I had been following their output since Juju & Jordash's Deep Blue Meanies. Then, at one point, they reached out to me, but I didn't have music available at that time. When I put these tracks together for the album at the end of last year, I made a (very) short list of labels I thought they would fit on and that I would want to work with, and Dekmantel was one of these. There wasn't a need to get these out as an album at any cost unless it was on a label I wanted to be on, so if no one took them I probably would've just released them on my own label as EPs. Luckily, Dekmantel liked the music. As an aside, it's also nice that Juju & Jordash and Joey Anderson are also on the label, as we happen to be on the same agency (Uzuri) and we all get on quite well, so there's a family vibe.
The record seems to be more UK-influenced than some of your past work. Would that be a fair assessment?
There's definitely an influence, though I did not consciously set out to push it in any specific direction. When I started producing, it was pretty obvious that Detroit and Chicago were my main influences.

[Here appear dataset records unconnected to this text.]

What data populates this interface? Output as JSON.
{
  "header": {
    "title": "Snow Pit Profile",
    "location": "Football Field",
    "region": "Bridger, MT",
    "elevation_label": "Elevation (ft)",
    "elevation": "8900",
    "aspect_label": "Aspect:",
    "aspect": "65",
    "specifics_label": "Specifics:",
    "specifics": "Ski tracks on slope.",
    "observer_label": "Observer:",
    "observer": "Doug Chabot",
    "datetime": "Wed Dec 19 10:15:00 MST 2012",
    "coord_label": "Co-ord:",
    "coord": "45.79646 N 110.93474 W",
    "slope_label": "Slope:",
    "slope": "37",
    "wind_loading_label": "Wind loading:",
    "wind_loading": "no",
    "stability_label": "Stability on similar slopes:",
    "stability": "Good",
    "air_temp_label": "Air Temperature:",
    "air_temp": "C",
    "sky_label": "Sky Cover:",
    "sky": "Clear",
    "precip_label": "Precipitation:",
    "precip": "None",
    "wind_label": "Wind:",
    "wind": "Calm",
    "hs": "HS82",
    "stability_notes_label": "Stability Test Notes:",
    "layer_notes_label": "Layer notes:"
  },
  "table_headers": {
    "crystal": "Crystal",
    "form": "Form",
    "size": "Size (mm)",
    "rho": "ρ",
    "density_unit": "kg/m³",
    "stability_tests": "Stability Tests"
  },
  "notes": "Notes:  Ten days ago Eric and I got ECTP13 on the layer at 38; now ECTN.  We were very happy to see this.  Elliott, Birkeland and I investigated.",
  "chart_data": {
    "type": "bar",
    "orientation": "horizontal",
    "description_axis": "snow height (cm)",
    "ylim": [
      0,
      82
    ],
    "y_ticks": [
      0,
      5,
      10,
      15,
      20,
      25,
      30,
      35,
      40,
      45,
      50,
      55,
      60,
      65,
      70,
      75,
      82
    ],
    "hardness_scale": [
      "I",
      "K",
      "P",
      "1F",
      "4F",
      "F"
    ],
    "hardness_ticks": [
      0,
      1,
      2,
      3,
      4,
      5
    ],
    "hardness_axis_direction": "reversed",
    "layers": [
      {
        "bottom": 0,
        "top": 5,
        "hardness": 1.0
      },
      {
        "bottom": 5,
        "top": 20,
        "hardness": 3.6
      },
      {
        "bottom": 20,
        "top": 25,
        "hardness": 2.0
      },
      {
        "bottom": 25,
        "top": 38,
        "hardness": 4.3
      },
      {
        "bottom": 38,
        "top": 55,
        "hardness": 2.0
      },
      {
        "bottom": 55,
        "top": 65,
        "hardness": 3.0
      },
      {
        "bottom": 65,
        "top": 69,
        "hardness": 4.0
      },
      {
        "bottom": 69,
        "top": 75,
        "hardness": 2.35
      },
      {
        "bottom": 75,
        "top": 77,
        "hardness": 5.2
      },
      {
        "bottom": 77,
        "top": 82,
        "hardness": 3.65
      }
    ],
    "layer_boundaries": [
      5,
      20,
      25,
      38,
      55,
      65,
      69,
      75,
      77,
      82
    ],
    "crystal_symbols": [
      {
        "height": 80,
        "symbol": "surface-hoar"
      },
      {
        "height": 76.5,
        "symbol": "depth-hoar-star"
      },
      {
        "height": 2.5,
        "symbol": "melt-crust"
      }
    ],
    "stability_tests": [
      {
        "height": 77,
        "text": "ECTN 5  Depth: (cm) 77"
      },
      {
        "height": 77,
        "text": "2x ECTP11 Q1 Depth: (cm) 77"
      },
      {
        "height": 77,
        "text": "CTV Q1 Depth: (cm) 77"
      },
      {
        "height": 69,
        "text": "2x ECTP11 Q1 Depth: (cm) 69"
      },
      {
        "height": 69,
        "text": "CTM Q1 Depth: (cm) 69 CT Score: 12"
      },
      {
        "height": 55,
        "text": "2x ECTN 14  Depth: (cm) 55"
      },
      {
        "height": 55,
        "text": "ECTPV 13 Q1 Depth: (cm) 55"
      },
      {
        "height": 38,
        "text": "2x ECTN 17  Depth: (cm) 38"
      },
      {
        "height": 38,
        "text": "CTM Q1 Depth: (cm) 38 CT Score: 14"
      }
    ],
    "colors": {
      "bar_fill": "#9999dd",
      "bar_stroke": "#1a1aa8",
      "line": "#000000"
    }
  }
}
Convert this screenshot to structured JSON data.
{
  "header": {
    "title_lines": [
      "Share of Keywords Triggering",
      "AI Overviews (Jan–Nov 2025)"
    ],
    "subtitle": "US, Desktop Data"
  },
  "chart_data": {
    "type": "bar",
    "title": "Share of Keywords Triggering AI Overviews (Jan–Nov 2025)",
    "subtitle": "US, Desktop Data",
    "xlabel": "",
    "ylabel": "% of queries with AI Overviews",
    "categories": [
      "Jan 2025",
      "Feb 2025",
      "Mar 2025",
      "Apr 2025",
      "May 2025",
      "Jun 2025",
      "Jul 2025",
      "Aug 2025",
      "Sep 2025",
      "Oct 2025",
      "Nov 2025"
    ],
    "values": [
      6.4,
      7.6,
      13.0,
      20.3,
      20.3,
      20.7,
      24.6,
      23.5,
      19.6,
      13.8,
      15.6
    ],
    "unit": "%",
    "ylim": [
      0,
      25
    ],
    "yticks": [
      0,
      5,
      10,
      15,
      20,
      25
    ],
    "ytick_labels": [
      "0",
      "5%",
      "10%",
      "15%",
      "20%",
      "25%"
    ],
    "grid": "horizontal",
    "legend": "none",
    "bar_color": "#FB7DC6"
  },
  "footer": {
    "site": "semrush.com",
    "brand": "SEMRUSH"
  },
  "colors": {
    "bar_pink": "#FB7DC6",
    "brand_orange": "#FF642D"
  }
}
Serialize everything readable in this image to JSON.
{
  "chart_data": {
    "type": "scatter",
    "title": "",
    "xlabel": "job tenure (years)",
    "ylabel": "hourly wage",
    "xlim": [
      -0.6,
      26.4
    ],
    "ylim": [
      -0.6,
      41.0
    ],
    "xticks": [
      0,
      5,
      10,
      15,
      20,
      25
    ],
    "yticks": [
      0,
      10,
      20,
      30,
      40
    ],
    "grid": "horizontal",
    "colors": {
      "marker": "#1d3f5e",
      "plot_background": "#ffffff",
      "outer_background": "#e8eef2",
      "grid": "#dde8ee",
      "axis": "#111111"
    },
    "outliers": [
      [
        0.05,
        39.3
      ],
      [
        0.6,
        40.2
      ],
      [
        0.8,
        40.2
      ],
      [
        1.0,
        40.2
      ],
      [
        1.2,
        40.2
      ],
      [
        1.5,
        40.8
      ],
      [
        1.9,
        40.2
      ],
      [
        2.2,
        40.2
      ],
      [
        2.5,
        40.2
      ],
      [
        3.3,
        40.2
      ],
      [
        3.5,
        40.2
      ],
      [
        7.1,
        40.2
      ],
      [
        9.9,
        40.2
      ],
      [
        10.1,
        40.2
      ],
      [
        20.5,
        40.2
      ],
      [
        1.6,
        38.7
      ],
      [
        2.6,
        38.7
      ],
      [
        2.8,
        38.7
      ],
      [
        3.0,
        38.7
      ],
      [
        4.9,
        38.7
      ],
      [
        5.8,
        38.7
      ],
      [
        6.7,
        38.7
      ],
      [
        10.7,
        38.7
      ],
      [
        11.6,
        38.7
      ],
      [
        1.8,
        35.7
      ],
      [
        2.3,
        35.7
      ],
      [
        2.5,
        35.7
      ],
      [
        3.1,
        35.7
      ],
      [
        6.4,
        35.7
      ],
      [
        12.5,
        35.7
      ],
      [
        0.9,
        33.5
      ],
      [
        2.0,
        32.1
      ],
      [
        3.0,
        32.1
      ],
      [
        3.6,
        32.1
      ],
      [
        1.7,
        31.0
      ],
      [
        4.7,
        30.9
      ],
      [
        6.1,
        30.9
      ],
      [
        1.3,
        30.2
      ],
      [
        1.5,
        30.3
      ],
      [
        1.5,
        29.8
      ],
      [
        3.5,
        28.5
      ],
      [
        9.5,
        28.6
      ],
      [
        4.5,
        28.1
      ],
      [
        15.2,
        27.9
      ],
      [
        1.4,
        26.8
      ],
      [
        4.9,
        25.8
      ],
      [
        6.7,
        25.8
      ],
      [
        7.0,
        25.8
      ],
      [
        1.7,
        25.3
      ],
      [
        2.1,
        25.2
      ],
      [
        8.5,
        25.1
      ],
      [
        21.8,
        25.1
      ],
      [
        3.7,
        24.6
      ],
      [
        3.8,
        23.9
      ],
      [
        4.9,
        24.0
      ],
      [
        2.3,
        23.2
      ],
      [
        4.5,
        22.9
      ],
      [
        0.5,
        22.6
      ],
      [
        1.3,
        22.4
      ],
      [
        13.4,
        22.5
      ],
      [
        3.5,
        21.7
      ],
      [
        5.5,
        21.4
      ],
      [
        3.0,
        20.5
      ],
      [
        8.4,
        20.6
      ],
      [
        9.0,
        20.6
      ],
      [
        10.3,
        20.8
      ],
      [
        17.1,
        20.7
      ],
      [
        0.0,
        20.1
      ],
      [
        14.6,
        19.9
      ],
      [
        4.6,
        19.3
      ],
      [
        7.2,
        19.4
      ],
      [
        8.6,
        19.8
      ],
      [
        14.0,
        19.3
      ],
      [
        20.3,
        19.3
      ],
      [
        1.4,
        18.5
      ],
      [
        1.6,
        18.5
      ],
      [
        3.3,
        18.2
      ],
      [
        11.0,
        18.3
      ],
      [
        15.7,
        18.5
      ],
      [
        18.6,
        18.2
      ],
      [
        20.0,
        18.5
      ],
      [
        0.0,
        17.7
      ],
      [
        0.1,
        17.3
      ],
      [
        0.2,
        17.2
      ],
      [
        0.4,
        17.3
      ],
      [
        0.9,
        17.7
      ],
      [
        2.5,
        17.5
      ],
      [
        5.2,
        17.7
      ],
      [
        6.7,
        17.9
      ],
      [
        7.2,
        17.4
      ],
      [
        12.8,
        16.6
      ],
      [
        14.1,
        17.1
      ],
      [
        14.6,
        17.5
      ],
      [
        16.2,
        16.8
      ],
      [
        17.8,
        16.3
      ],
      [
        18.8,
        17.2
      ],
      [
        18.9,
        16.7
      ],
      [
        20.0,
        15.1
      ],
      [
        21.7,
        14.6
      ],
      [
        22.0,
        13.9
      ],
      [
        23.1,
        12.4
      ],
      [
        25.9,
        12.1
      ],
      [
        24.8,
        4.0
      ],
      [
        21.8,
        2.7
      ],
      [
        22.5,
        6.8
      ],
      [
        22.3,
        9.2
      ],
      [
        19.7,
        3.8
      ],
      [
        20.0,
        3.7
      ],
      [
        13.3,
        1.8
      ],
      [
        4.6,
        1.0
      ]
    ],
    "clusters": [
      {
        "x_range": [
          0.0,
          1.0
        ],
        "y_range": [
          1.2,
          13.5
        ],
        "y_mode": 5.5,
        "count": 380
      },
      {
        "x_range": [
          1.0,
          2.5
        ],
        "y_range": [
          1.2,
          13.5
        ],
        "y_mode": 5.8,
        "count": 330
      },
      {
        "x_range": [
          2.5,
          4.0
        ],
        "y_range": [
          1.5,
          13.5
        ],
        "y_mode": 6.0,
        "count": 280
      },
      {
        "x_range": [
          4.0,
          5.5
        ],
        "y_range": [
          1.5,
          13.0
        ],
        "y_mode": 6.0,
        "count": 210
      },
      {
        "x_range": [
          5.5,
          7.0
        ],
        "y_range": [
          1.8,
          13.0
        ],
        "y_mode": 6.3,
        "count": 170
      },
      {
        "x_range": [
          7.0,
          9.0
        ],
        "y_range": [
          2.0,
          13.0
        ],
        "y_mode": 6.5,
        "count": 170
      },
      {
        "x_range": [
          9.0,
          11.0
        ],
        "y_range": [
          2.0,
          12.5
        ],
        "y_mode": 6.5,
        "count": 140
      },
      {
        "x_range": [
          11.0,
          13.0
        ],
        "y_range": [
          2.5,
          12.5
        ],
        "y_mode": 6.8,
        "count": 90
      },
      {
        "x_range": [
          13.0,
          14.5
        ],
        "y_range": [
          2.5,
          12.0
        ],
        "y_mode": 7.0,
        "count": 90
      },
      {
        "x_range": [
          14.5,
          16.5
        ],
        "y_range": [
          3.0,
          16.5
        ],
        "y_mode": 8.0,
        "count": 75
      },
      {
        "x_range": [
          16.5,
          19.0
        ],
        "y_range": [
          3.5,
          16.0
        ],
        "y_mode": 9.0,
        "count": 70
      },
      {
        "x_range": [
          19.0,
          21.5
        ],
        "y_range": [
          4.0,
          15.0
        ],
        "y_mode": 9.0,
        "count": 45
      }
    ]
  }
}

As a DJ and music lover though, I've always been into a wide range of sounds. I think as I've matured in my productions I've tried to bring in more of my other influences and fuse them together.
What are you up to next?
I'm back on the road in November to tour and promote the album. On the release front, other than said album, there's also EPs coming on Skudge X and Fred P's label. I'm working on new material too, but it's too early to say when it will come out. We (J-UL and myself) are lining up some releases on our Lab.our imprint. Lab.our 06 from Hermans (no relation to my old Herman alias) is just out, with a BSU vs J-UL remix. The next one is from label regular Maxwell Church. EPs are also slated from new names Aberdeen, R, Jerry Riggs x Krizzli and Benjamin Wood. All are Toronto artists. It's great to have a platform to release local talent!